Em terra, as pressões equivalentes seriam debilitantes. Mas não na água. E quanto mais fundo mergulhamos, mais fortes se tornam os reflexos anfíbios.
A lei de Boyle não foi apenas dobrada em face dessa conversão fisiológica; parecia ter sido anulada.
Scholander descobriu que uma pessoa precisa submergir apenas o rosto na água para ativar esses reflexos que prolongam a vida (e salvam vidas). Outros pesquisadores tentaram enfiar a mão ou perna na água na tentativa de acionar o reflexo, mas sem sucesso. Um pesquisador chegou a colocar voluntários em uma câmara de compressão para ver se a pressão sozinha acionaria um reflexo de mergulho semelhante. Sem dados. Apenas a água poderia desencadear esses reflexos, e a água tinha que ser mais fria do que o ar ao redor.

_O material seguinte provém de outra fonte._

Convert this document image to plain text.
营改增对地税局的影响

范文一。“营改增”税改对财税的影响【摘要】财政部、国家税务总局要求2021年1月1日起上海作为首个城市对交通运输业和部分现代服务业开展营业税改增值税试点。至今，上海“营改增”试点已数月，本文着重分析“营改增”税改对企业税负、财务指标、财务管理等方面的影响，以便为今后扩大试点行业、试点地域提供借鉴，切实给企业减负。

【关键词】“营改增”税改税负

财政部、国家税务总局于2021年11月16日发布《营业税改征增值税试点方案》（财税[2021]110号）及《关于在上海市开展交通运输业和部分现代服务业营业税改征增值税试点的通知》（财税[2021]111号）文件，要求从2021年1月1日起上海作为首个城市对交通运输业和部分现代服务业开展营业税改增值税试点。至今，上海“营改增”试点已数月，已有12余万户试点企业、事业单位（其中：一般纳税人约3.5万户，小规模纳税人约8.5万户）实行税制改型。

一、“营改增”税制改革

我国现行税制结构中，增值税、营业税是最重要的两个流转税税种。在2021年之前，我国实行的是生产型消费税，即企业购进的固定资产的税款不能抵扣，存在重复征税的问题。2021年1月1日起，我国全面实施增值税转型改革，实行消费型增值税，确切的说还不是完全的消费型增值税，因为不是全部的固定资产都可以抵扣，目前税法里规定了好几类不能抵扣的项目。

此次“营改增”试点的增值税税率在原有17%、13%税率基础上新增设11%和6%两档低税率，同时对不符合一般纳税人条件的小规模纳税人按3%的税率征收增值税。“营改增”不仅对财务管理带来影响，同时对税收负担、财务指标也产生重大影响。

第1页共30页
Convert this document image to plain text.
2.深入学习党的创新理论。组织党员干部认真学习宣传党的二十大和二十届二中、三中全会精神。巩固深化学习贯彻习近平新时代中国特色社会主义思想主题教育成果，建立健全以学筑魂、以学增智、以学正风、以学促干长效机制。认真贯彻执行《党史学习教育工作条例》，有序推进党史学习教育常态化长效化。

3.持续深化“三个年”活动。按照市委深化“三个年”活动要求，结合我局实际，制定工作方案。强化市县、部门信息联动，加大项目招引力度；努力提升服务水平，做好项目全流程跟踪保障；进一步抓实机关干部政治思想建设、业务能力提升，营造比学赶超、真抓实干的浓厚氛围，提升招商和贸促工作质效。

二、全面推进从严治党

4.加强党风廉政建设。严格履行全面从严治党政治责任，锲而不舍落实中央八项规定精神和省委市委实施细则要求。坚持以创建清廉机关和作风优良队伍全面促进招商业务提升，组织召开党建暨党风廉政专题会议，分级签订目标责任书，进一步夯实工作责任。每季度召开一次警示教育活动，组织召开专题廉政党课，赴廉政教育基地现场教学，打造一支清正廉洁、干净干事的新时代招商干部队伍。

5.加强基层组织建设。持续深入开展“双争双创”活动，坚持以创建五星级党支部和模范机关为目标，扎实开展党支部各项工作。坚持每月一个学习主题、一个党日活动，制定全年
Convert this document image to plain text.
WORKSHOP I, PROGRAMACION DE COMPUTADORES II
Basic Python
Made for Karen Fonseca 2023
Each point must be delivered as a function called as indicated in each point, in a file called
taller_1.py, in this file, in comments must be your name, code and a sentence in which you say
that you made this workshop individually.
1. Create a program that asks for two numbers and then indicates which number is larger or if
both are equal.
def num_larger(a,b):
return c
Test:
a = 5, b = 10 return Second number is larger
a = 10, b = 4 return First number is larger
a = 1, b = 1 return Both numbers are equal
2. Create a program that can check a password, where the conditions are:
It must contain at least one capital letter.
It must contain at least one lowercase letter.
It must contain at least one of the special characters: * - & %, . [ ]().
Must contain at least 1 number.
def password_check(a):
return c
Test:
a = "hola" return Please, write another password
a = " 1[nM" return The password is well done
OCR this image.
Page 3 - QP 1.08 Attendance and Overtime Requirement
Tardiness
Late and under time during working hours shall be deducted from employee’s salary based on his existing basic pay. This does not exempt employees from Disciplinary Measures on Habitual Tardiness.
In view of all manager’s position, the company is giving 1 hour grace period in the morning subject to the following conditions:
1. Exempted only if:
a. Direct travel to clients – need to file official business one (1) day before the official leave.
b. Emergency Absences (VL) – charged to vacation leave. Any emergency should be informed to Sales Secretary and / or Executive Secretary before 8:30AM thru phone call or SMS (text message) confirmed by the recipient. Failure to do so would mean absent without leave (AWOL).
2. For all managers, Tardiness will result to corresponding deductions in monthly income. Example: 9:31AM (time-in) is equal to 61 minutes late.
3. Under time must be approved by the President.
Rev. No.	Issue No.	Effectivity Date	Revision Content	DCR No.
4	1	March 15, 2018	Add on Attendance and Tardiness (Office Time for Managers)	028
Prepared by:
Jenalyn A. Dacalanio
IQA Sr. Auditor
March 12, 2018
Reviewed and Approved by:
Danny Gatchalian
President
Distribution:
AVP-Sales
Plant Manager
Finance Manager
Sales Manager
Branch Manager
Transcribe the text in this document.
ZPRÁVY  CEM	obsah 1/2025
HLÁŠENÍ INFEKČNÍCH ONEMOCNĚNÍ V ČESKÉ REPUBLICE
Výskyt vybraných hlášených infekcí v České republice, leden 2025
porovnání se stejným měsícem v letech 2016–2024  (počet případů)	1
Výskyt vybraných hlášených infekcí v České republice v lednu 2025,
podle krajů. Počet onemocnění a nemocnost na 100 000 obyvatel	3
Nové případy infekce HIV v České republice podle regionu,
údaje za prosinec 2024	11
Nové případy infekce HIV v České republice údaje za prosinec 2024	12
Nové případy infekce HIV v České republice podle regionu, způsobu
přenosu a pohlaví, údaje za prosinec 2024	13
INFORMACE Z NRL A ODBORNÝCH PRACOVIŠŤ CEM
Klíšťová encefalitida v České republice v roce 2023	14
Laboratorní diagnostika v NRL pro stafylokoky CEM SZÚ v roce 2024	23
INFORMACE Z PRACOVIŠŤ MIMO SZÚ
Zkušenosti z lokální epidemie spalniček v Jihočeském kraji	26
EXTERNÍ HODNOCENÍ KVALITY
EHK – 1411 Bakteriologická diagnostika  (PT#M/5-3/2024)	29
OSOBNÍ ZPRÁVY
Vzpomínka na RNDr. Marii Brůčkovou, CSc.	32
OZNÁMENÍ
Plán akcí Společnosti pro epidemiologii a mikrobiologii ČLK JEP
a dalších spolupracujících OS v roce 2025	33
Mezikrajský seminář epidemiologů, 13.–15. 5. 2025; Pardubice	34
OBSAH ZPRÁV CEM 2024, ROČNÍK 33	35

Acontece que a tradição de jogar água fria no rosto para se refrescar não é apenas um ritual vazio; provoca uma mudança física dentro de nós.
Scholander documentou uma das transformações mais extremas já descobertas no corpo humano, uma mudança que ocorreu apenas na água. Ele o chamou de Interruptor Mestre da Vida.
Este trecho foi adaptado com permissão de DEEP: Life, Death & Amphibious Humans at the Last Frontier on Earth por James Nestor (Houghton Mifflin Harcourt).